2022.09.09 行政情報
河野大臣「ステマが商品選択を困難に」、消費者庁が「ステマ検討会」発足
河野太郎消費者担当大臣は9日の記者会見で、景品表示法の観点からステルスマーケティング(ステマ)対策を整備するため、消費者庁が専門の検討会を立ち上げると発表した。

景表法による規制の必要性を検討
ステマは企業が代金を支払って、第三者に製品・サービスが優れていると評価してもらうが、広告と明示しない。
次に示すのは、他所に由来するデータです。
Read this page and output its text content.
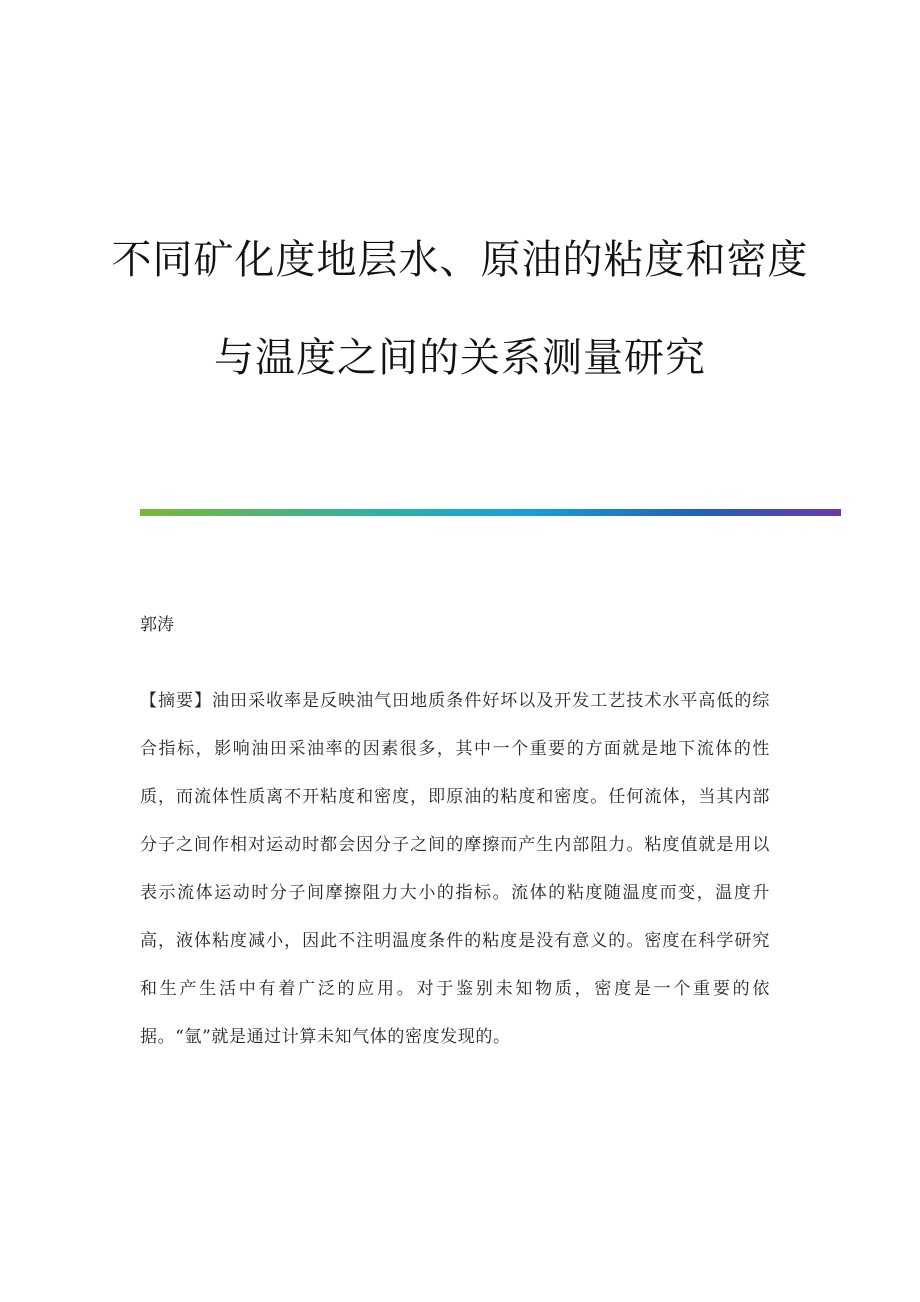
不同矿化度地层水、原油的粘度和密度
与温度之间的关系测量研究
郭涛

【摘要】油田采收率是反映油气田地质条件好坏以及开发工艺技术水平高低的综合指标，影响油田采油率的因素很多，其中一个重要的方面就是地下流体的性质，而流体性质离不开粘度和密度，即原油的粘度和密度。任何流体，当其内部分子之间作相对运动时都会因分子之间的摩擦而产生内部阻力。粘度值就是用以表示流体运动时分子间摩擦阻力大小的指标。流体的粘度随温度而变，温度升高，液体粘度减小，因此不注明温度条件的粘度是没有意义的。密度在科学研究和生产生活中有着广泛的应用。对于鉴别未知物质，密度是一个重要的依据。“氩”就是通过计算未知气体的密度发现的。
このため、消費者は第三者による公正な評価と受け取ってしまう。
河野大臣は、「ステマは消費者の自主的かつ合理的な商品選択を困難にしているのではないか」とし、新たな検討会を発足させて、景表法の観点から検討する方針を示した。
検討会は神戸大学大学院法学研究科の中川丈久教授を座長に置き、デジタル分野に詳しい有識者などで組織。「実態を踏まえて、景表法の規制の必要性を議論する」と説明した。
年内メドに取りまとめ
景表法の見直しを議論している消費者庁の「景品表示法検討会」は、論点の1つにステマ対策を挙げる。ステマ対策については専門的な議論が必要なことから、「景品表示法検討会」と別の場で議論する方向となっていた。
発足するステマ検討会では、「景品表示法検討会」のスケジュールに合わせて、「年内に、12月末ぐらいまでには取りまとめて、結論を出したい」(河野大臣)としている。
現行の景表法は、広告と明示しないことを理由に規制できる規定がない。一方、海外に目を向けると、欧米などでは厳しい規制を敷いている。